[Z7 Beta] Remove ¬ in annotations

samvimes · April 19, 2024

Hi all,
some OCRed texts use the ¬-symbol to delineate line breaks. So a text looking like this:

This is sub-
ordination

becomes "This is sub¬ ordination" in a Zotero annotation or note. It would be great if Zotero could automatically fix this by removing the ¬ and the following space, so that the annotation text would read "This is subordination".

martynas_b · April 19, 2024

Could you send an example PDF file to support@zotero.org with a link to this thread?

samvimes · April 19, 2024

Thank you for the quick reply, I just emailed you a file.

martynas_b · April 22, 2024

The problem is due to poor OCR. It would be better to re-OCR the file.

samvimes · April 22, 2024

I don't think it is poor OCR in this case but (maybe a Germany-specific?) guideline for OCRed texts (see, for example: https://www.deutschestextarchiv.de/doku/basisformat/trSilbentrennung.html).

This means that for example all scanned PDFs on pedocs.de, a central database for educational scientific literature, contain the special character. Re-OCRing them all would be a bit of a hassle.

DWL-SDCA · April 22, 2024

Not seeing the file I can't comment on its OCR quality. But this is a larger issue.

Many times a database, say, PubMed, or the metadata from a publisher's website will not contain an abstract but there is an article summary on the publisher's webpage. I copy this text (rendered as html or from a pdf) and paste it into my text editor.

I have my text editor set to show selected non-printing characters such as the ¬ to indicate a line break. Sometimes, although there isn't the ¬ character on the screen image of the PDF, when the text is pasted into my text editor there are two ¬ characters (one printing and one non-printing) at the end of each line. There aren't double-spaced lines on the PDF document.

If I copy the PDF text from the screen (of the publisher's site) and paste it directly into Zotero there are no ¬ characters but there are unwanted line breaks where the text breaks on the PDF.

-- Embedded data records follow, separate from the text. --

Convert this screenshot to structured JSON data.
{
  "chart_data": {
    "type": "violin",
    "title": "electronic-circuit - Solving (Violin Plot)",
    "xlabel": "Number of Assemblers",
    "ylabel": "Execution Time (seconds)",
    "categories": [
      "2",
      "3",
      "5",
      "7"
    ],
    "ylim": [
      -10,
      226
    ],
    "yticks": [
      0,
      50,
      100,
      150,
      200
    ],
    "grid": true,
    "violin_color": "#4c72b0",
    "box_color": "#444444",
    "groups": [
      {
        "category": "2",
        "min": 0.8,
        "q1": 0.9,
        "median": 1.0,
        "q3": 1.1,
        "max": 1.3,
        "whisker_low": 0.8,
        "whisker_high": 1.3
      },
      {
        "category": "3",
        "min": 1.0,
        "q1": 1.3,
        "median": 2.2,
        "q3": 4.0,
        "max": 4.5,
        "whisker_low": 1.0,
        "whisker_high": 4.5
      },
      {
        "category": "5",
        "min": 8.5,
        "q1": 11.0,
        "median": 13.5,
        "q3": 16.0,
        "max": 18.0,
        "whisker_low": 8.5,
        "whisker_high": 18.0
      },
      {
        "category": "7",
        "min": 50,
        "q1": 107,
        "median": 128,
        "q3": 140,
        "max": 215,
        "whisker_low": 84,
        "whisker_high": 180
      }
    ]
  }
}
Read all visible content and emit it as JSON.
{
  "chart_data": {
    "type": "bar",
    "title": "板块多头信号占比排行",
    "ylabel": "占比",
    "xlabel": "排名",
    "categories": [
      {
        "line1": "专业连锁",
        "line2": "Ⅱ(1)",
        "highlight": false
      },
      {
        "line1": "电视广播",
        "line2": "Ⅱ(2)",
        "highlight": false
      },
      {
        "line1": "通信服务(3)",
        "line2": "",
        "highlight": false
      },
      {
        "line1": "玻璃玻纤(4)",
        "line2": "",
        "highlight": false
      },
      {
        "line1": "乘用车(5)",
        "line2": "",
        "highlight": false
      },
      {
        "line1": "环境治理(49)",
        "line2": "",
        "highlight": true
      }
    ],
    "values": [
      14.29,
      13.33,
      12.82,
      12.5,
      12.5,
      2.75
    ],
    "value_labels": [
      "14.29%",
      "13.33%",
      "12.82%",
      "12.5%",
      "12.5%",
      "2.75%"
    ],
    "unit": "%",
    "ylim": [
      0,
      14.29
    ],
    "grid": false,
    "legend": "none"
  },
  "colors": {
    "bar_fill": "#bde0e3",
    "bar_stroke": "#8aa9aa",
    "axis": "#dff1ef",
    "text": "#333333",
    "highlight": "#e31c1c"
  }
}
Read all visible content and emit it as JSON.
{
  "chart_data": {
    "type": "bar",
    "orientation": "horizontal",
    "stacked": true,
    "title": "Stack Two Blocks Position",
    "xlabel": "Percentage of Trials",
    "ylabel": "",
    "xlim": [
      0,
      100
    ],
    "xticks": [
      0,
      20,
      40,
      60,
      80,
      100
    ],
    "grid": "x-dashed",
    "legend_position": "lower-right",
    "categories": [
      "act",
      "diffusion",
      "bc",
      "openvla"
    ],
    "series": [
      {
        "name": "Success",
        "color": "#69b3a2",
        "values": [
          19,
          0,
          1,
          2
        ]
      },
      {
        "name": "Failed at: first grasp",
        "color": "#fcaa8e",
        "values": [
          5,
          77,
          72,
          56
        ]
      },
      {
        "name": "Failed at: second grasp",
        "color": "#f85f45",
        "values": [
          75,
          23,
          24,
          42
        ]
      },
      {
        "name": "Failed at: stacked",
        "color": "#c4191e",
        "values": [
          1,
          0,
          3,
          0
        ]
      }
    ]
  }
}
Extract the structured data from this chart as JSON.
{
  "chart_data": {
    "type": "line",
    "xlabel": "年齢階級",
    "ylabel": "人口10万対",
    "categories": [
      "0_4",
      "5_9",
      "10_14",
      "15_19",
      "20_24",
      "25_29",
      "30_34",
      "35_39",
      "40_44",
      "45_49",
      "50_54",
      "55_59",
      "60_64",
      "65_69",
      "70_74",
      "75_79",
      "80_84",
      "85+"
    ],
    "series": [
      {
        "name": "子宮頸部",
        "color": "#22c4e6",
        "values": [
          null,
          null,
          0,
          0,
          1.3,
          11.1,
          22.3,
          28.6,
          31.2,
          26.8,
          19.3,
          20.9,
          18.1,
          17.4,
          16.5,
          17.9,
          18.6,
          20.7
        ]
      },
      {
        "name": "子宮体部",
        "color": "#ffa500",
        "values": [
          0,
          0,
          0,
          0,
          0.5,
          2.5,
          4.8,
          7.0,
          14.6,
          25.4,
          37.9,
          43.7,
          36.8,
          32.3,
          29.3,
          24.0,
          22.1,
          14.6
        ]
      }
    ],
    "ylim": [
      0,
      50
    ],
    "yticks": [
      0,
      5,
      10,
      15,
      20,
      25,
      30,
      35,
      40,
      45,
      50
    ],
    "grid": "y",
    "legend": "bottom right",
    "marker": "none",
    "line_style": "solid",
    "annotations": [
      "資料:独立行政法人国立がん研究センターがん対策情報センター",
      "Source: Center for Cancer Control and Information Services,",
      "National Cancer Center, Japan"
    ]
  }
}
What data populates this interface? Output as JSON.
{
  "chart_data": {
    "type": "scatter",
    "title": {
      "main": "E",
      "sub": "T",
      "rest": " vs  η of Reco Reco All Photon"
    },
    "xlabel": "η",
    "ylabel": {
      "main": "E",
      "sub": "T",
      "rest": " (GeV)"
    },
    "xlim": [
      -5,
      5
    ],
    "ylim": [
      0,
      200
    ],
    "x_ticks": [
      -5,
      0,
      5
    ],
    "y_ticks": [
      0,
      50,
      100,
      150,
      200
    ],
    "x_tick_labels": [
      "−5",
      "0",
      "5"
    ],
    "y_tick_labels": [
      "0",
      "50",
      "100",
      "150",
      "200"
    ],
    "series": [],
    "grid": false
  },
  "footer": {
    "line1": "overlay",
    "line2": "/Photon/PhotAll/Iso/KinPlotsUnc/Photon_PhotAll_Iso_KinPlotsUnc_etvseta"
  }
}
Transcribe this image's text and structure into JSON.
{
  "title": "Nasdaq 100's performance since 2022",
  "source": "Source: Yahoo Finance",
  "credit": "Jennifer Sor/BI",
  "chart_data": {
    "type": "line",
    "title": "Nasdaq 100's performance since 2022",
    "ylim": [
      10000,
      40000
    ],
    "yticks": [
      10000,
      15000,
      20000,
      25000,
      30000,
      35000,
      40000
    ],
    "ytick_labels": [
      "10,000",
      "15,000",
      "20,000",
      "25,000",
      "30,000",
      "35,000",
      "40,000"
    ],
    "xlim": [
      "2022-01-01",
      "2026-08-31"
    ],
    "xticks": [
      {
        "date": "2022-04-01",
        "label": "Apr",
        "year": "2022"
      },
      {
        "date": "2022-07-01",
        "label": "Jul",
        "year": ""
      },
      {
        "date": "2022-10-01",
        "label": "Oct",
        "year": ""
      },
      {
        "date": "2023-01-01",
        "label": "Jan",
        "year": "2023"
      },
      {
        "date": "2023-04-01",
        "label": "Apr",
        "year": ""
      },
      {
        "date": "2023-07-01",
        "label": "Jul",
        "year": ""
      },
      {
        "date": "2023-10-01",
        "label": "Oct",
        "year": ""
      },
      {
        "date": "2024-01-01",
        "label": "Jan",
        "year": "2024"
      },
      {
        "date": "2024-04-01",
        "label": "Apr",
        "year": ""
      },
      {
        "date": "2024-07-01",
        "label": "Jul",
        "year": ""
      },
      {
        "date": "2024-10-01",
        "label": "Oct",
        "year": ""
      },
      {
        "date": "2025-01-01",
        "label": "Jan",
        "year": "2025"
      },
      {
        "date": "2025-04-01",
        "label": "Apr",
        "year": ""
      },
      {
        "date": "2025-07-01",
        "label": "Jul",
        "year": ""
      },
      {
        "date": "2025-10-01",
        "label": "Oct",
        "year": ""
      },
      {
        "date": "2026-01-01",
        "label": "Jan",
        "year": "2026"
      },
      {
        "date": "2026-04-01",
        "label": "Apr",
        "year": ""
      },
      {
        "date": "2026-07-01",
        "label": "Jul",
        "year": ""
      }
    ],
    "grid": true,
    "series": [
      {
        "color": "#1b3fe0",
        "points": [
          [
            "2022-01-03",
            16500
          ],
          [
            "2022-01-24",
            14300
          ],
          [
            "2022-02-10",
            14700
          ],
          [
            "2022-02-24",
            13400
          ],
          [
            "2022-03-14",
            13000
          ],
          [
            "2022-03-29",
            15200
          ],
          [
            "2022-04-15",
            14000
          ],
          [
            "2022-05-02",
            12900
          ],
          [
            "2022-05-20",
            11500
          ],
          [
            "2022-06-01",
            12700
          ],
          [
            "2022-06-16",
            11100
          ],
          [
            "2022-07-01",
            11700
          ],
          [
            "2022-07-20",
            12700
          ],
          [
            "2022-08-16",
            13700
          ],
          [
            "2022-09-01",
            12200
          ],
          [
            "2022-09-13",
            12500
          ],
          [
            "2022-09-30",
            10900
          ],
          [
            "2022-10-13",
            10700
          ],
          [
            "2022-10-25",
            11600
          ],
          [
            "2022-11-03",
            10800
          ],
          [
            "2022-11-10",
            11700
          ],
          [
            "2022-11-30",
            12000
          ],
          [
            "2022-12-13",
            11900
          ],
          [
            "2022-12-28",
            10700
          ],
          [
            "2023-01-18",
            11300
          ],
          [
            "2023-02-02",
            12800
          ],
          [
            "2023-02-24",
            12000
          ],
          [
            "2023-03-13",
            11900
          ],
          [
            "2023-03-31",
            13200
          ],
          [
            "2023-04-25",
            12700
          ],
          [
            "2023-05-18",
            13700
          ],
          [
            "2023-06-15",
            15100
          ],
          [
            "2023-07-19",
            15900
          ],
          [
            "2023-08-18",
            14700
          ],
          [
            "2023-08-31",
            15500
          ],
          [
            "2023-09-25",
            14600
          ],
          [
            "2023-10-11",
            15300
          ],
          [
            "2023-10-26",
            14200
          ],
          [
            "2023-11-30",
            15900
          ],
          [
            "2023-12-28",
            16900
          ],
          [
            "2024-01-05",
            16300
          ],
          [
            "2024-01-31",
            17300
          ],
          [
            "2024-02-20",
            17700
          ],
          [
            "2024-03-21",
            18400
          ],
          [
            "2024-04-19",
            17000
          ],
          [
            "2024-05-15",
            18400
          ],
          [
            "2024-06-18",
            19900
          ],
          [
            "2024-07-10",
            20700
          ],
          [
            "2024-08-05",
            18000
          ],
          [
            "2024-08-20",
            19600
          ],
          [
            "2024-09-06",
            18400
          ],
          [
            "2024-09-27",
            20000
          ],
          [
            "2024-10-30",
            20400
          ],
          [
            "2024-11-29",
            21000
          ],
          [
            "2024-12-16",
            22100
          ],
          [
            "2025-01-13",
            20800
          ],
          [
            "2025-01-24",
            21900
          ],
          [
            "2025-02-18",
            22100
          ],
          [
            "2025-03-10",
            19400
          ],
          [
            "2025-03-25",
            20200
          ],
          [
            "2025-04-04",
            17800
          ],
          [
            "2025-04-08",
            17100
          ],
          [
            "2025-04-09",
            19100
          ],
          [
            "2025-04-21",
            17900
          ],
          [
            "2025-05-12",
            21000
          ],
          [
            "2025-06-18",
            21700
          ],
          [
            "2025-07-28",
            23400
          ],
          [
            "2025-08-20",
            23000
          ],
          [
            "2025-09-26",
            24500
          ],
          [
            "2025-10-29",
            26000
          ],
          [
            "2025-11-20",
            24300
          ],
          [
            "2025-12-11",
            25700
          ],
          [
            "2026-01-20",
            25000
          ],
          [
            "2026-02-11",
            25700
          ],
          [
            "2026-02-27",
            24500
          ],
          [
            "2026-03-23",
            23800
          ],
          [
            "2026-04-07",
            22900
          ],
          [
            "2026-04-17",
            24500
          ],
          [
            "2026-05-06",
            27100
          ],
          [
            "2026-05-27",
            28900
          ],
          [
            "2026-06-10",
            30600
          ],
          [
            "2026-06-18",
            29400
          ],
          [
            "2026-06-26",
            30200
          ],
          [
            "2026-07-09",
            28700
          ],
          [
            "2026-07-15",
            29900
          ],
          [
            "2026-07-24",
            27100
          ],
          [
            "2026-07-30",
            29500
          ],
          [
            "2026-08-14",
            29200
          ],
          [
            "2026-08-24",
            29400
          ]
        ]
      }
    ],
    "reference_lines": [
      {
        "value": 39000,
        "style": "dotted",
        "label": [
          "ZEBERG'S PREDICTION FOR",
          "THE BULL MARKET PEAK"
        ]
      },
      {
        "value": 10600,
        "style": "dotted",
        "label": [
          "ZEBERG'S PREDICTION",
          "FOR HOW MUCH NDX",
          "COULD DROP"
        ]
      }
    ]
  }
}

Over the years, I 'trained' my text editor to handle removing line breaks and the occasional extraneous printing ¬ characters. I've mostly 'taught' it to handle hyphenated words across line breaks. (But I've not been able to automate wanted hyphens like in the next sentence when the phrase crosses a line.) It is labor-intensive and isn't perfect but one-by-one / document-by-document I can get a suitable abstract in Zotero. If Zotero or a plug-in could (mostly) automate what I have been doing by hand it would be great. I long accepted that I need to copy to a text-editor and do some manipulation if I want a pretty abstract. If regex masters within the Zotero community can help, I would be very happy. I can handle the regular expressions fundamentals but if-then with any accuracy is bewildering.

samvimes · April 23, 2024

I've done a bit more research and found that Abbyy Finereader automatically and deliberately inserts the ¬ as an optional hyphen (see https://pdf.abbyy.com/media/1676/users_guide.pdf, p. 317). This, for me, would be another argument for automatically removing the character in annotations, just as happens with some end-of-line hyphens.

martynas_b · April 23, 2024

All right, we will consider adding a special case to handle the '¬' character.

samvimes · April 24, 2024

Great, thank you!